Variety wrote: "The story of the man who poses as dead in order that his "widow" can pick up the insurance money is not exactly new. But a director of Carol Reed's skill can always give the yarn a lift and make it holding entertainment. The Running Man is just that, and with the names of Reed, Laurence Harvey, Lee Remick and Alan Bates as stellar bait this should attract patrons of all classes."

The New York Times published a negative review of the film, with critic Bosley Crowther writing: "Mr. Reed, who used to shine at flight and pursuit melodramas, just doesn't put excitement into this film. He has mostly devoted himself to getting the Malaga atmosphere, and this, in color, is rather dazzling.
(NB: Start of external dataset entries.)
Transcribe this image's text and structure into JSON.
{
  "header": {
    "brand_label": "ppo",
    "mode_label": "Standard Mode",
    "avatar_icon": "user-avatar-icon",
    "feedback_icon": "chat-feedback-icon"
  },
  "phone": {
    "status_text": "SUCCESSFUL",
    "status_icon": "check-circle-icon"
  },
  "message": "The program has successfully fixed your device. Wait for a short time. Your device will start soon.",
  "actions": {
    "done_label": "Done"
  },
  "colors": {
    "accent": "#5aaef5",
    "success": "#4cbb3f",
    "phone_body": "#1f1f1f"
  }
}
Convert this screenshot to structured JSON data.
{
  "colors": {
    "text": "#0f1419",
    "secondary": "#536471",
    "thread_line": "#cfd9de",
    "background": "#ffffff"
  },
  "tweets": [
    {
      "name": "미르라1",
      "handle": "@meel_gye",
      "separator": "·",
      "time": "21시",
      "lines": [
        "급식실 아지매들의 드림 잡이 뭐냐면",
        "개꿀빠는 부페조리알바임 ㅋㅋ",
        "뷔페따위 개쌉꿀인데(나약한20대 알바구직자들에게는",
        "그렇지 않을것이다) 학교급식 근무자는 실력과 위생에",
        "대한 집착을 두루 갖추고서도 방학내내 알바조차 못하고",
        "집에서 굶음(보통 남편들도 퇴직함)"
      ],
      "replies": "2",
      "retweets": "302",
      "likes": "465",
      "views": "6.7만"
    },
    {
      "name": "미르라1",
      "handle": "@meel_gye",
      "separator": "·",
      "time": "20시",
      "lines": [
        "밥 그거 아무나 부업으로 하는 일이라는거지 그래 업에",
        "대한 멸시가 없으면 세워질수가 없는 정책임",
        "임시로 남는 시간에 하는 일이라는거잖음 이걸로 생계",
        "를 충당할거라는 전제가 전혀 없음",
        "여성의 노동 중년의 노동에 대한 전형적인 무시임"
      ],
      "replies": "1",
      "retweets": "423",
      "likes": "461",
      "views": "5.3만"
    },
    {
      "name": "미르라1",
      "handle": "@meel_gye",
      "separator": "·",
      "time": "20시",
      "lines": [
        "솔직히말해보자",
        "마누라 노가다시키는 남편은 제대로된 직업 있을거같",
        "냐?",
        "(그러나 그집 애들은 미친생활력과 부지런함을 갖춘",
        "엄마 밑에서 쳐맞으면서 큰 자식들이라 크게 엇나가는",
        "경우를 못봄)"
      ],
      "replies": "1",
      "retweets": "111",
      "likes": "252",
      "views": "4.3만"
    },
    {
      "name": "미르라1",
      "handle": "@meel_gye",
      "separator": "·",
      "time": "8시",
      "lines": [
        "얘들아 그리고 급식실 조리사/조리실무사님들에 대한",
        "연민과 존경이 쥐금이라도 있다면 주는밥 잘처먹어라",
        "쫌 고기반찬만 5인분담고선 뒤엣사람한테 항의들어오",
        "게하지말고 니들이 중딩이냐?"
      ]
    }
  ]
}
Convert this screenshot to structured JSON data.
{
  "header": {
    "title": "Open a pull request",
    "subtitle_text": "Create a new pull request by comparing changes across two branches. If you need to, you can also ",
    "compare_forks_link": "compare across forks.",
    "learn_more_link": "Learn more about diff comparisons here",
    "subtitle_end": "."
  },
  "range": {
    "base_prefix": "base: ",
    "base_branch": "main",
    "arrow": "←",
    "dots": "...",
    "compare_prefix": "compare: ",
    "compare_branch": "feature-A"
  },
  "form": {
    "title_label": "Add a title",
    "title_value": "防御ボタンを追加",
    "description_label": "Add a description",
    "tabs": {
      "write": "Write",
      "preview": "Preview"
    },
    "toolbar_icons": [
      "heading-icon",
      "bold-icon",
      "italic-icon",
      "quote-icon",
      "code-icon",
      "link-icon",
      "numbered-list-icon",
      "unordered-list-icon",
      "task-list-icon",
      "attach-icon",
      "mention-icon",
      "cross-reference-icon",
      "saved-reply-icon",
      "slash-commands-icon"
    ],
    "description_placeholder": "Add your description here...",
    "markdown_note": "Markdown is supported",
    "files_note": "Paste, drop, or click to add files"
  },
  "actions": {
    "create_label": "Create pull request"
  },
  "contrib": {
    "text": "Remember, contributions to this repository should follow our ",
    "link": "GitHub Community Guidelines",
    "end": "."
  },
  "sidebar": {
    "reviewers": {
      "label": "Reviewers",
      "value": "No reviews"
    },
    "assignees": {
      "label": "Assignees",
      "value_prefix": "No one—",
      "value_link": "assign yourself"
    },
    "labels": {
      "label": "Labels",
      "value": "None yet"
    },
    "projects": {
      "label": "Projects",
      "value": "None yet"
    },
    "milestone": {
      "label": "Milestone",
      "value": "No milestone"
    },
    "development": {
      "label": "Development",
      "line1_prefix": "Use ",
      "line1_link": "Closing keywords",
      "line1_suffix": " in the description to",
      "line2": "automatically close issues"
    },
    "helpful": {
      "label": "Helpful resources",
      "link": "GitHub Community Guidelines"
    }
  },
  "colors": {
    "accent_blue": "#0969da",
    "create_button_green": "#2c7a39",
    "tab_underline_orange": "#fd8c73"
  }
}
It's the only thing in the film that is."

Writing in The Los Angeles Times, Philip K. Scheuer praised the film, writing: "Columbia's The Running Man is my idea of an almost perfect motion picture — on-edge anxiety, unpredictable surprises, all astonishingly logical; and always a developing sense of characterization, so that — in contrast to the celebrated Mr. Hitchcock's chases — the final bitterly ironic twist leaves one actually moved with pity and a feeling of loss."

==Awards==
Cinematographer Robert Krasker — one of Carol Reed's favorites — was nominated for the BAFTA colour cinematography award.